If you are in a marriage running on fumes, or if you want to safeguard your healthy marriage, here are a few things that can help you and your spouse reestablish the honeymoon high. It’s not a magic eraser or a guaranteed miracle, but it has helped so many people. Here are a few exercises that might help you. You might read these and think, Pastor Chuck, are you really sure about this. The answer is, yes, yes I am.
- Ask yourself and ask your mate to write down the degree of passion and urgency that you are willing to invest into healing and/or bettering your marriage. I typically ask couples to do this individually first. And to clarify, the number is 0-10. If either of you select a number lower than 8, you need crisis counseling. See a marriage counselor ASAP.
- Take a serious look at your willingness to convey value and receive value from your spouse. When we feel valued, we feel loved. When we feel loved, we feel affirmed. When we feel affirmed, we experience trust. Trust fuels a healthy relationship. Write down the ways that you might feel valued by your spouse. Get super elementary. Keep getting the definition of value to the most simplistic expression. Leave no room for assumption and mis understanding. It’s like every episode of “Home Improvement,” with Tim Allen. Tim’s wife Jill would try to explain what she wanted him to do. He would completely do something else. Tim winds up at the backyard explaining his predicament to Wilson, his neighbor and Wilson explains what Jill meant as if he were the wife whisperer. Avoid all of that and get very, very, very specific. Then have a chat over dinner or coffee. Keep it simple and keep it practical. Leave no room at all for assumptions.
- Determine, without bringing the past into this conversation what is the next thing that each of you need to do. Here is your measuring stick: Nothing changes until something changes. Don’t think about all the changes you want your spouse to make for the next 20 years. Stick to one thing each of you can change that will strengthen and stabilize your marriage. Agree to a timeframe that each of you are willing to make this effort. Be encouraging with your spouse as they make this effort. Evaluate what is the next one thing to change for each of you and stay at this drill fore 45-60 Days.
I realize that these three tasks seem ridiculously elementary, but my experience has taught me that real, tangible change only happens when make a covenant and commitment to each other and agree on these three efforts. At the end of the day, real change occurs when we allow the Lord to change our hearts from the inside out. The real change that occurs in the power of Christ will always include humility and forgiveness. Both of these are essentials that you cannot manufacture on your own.

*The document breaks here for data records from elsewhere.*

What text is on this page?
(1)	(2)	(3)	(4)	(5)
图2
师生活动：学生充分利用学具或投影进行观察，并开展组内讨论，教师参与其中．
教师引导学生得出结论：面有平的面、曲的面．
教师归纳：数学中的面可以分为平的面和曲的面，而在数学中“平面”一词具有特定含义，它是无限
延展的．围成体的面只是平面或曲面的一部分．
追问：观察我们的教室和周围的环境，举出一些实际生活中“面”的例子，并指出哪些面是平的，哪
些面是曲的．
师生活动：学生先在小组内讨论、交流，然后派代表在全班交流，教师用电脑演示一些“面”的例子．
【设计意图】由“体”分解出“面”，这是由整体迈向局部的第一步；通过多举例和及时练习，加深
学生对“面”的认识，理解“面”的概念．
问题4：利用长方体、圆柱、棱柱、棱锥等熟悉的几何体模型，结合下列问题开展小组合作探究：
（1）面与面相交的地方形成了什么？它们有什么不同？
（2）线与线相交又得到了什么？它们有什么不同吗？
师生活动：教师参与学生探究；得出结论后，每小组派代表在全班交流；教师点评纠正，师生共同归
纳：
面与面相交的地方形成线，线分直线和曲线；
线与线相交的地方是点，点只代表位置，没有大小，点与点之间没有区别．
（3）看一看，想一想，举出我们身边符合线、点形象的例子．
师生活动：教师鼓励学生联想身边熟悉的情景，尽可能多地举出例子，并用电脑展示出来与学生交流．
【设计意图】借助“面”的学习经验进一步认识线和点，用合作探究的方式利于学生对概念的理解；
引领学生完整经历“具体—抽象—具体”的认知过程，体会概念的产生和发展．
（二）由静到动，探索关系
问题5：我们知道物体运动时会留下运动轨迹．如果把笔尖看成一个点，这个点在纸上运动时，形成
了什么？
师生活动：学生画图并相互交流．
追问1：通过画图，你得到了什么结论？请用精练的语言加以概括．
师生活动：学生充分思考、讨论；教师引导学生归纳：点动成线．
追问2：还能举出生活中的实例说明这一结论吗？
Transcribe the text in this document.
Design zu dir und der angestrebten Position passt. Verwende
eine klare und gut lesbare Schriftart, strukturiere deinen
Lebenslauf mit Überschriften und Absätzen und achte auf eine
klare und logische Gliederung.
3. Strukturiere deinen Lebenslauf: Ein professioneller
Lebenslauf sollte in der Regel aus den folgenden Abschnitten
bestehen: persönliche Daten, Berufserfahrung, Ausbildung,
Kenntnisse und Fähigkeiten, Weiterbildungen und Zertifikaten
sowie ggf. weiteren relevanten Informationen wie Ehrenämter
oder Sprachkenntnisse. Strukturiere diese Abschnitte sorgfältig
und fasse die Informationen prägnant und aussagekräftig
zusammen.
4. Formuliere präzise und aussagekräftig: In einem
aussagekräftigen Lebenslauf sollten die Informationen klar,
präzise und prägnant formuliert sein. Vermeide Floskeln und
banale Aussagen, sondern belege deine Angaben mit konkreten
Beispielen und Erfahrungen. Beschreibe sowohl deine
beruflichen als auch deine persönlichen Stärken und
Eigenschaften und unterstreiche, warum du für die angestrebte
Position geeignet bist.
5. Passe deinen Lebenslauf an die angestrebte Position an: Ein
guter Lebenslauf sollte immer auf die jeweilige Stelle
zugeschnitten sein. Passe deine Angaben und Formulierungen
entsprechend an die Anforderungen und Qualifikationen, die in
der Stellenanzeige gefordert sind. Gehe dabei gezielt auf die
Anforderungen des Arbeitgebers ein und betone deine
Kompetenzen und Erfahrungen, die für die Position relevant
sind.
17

When you trust the Lord to do what only He can do, and when you do all that you can do, you’ll get to the right answer pretty quickly.
Trust Him to work in your marriage and see how possible it might be to instigate a better, more faithful relationship. And if at the end of the rope your spouse is just not willing to do their part, speak clearly and openly in an effort to move forward with grace, not imprisonment.